Museum Balla Lompoa


Museum Balla Lompoa

Museum Balla Lompoa merupakan bentuk rekonstruksi dari Istana Kerajaan Gowa yang didirikan pada masa pemerintahan Raja Gowa ke-31, tepatnya pada tahun 1936 oleh Raja Gowa ke-35 I Mangimangi Daeng Matutu Karaeng Bonto Nompo Sultan Muhammad Tahur Muhibuddin Tuminanga ri Sungguminasa. Pada tahun 1978-1980, museum ini dipugar. Prof. Haryati Subadio yang ketika itu menjabat Direktur Jenderal Kebudayaan di Departemen Pendidikan dan Kebudayaan, meresmikan museum ini setelah usai pemugaran.

Dalam bahasa Makassar, Balla Lompoa berarti rumah besar atau rumah kebesaran. Arsitektur bangunan museum ini berbentuk rumah khas orang Bugis, yaitu rumah panggung, dengan sebuah tangga setinggi lebih dari dua meter untuk masuk ke ruang teras. Seluruh bangunan terbuat dari kayu ulin atau kayu besi. Bangunan ini berada dalam sebuah komplek seluas satu hektar yang dibatasi oleh pagar tembok yang  tingginya sekitar hampir 5 meter.

Bangunan museum ini dibagi menjadi dua bagian, yaitu ruang utama seluas  60 x 40 meter dan ruang teras (ruang penerima tamu) seluas 40 x 4,5 meter. Di  dalam ruang utama terdapat tiga bilik, yaitu: bilik sebagai kamar pribadi raja,  bilik tempat penyimpanan benda-benda bersejarah, dan bilik kerajaan. Ketiga  bilik tersebut masing-masing berukuran 6 x 5 meter. Bangunan museum ini juga  dilengkapi dengan banyak jendela (yang merupakan ciri khas rumah Bugis) yang  masing-masing berukuran 0,5 x 0,5 meter.

Museum ini berfungsi sebagai tempat menyimpan koleksi benda-benda sejarah dari Kerajaan Gowa. Benda-benda bersejarah tersebut dipajang berdasarkan fungsi umum setiap ruangan pada bangunan museum. Di bagian depan ruang utama  bangunan, sebuah peta Indonesia  terpajang di sisi kanan dinding. Di ruang utama dipajang silsilah keluarga  Kerajaan Gowa  mulai dari Raja Gowa I, Tomanurunga pada abad ke-13, hingga Raja Gowa terakhir Sultan Moch Abdulkadir Aididdin A. Idjo Karaeng  Lalongan (1947-1957). Di ruangan utama ini, terdapat sebuah singgasana yang di letakkan pada area khusus di tengah-tengah ruangan. Beberapa alat perang, seperti tombak dan meriam kuno, serta sebuah payung lalong sipue (payung yang dipakai raja ketika pelantikan) juga terpajang di ruangan ini.
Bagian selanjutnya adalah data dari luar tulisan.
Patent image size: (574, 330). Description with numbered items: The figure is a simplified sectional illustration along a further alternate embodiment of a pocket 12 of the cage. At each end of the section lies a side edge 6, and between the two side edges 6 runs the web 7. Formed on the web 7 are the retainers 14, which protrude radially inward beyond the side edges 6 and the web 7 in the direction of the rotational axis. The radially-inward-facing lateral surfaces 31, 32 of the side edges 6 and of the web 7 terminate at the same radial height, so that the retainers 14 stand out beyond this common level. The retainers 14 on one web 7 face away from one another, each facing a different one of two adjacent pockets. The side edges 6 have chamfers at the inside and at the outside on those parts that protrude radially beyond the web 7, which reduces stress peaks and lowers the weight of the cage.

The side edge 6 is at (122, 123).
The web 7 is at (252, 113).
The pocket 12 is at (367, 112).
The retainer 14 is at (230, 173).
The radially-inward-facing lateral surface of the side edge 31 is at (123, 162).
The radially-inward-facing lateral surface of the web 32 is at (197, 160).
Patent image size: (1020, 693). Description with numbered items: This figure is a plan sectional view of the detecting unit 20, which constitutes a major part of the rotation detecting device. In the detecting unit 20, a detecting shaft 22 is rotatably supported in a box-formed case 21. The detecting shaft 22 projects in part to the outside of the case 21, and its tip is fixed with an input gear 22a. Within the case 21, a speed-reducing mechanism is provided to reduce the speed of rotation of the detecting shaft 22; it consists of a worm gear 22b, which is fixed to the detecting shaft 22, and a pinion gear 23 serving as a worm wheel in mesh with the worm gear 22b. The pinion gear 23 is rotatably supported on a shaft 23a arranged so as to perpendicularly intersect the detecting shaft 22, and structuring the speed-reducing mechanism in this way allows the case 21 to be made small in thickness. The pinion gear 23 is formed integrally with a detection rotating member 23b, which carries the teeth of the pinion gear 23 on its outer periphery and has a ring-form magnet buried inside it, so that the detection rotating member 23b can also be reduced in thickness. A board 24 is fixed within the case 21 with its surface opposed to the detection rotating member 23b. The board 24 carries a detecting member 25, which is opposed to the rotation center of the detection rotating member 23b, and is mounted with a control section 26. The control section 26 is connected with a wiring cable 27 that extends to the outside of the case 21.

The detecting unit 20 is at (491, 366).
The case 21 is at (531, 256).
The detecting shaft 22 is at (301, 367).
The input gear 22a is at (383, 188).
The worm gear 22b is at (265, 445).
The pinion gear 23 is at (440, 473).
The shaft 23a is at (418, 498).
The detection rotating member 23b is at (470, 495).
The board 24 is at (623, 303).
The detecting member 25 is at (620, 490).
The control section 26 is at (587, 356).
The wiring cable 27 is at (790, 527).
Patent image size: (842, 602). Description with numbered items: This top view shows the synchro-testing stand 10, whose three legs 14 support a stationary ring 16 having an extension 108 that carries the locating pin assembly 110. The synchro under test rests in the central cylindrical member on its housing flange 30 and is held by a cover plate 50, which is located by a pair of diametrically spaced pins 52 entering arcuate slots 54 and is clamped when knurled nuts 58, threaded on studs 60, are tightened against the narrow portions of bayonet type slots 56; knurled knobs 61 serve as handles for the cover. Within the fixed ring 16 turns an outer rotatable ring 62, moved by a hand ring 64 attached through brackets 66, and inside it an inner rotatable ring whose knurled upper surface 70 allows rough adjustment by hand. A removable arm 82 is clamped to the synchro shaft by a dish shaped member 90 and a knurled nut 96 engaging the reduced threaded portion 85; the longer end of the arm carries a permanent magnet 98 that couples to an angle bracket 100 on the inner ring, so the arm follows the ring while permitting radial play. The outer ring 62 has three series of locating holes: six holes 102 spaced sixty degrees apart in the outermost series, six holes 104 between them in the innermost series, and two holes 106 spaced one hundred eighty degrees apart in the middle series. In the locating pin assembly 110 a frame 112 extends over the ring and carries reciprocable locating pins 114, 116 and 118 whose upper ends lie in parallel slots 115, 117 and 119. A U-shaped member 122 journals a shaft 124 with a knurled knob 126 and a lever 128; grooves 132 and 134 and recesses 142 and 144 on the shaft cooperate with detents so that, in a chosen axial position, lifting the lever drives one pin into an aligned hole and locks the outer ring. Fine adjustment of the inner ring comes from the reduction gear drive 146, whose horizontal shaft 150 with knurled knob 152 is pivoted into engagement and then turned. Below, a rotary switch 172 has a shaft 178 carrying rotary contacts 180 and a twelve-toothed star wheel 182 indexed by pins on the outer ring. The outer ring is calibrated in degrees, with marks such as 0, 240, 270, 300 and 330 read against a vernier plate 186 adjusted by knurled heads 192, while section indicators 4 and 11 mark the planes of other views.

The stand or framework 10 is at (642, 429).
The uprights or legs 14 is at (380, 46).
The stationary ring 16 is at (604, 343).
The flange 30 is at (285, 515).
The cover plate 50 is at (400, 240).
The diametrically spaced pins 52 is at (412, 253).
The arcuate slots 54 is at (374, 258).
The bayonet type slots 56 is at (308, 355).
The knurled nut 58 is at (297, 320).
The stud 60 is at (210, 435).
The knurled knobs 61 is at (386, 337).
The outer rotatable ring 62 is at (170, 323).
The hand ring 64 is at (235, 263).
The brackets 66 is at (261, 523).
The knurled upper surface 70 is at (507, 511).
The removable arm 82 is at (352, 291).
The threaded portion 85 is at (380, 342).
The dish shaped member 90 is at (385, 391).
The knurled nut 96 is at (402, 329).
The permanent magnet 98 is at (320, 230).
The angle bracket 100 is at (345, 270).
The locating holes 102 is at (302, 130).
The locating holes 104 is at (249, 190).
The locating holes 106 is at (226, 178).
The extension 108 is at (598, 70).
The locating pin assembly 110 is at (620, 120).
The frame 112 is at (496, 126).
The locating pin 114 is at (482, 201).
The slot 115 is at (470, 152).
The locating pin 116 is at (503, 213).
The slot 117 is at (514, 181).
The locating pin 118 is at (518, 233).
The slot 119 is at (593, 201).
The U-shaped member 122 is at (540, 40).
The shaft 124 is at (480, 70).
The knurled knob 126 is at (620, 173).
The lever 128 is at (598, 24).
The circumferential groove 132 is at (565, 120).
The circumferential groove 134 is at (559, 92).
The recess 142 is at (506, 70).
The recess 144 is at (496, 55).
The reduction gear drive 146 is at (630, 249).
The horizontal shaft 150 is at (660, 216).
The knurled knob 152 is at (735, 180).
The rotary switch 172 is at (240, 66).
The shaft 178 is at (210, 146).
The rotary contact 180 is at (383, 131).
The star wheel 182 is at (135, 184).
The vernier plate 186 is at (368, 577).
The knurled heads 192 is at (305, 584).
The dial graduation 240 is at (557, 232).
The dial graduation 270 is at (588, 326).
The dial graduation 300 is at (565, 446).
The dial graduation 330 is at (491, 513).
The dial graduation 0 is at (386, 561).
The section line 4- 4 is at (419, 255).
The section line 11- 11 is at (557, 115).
Di museum ini terdapat sekitar 140 koleksi benda-benda kerajaan yang bernilai tinggi, seperti mahkota, gelang, kancing, kalung, keris dan benda-benda lain yang umumnya terbuat dari emas murni dan dihiasi berlian, batu ruby, dan permata. Di antara koleksi tersebut,  rata-rata memiliki bobot 700 gram, bahkan ada yang sampai atau lebih dari 1  kilogram. Di ruang pribadi raja, terdapat sebuah mahkota raja yang berbentuk  kerucut bunga teratai (lima  helai kelopak daun) memiliki bobot 1.768 gram yang bertabur 250 permata  berlian. Di museum ini juga terdapat sebuah tatarapang, yaitu keris emas  seberat 986,5 gram, dengan pajang 51 cm dan lebar 13 cm, yang merupakan hadiah  dari Kerajaan Demak. Selain perhiasan-perhiasan berharga tersebut, masih ada koleksi benda-benda bersejarah lainnya, seperti: 10 buah tombak, 7 buah naskah  lontara, dan 2 buah kitab Al Quran yang ditulis tangan pada tahun 1848.

Selain benda-benda pusaka tersebut, juga ada beberapa benda impor yang tersimpan  di Museum Balla Lompoa, seperti: kalung dari Kerajaan Zulu,  Filipina, pada abad XVI; tiga tombak emas; parang panjang (berang manurung);  penning emas murni pemberian Kerajaan Inggris pada tahun 1814 M.; dan medali  emas pemberian Belanda.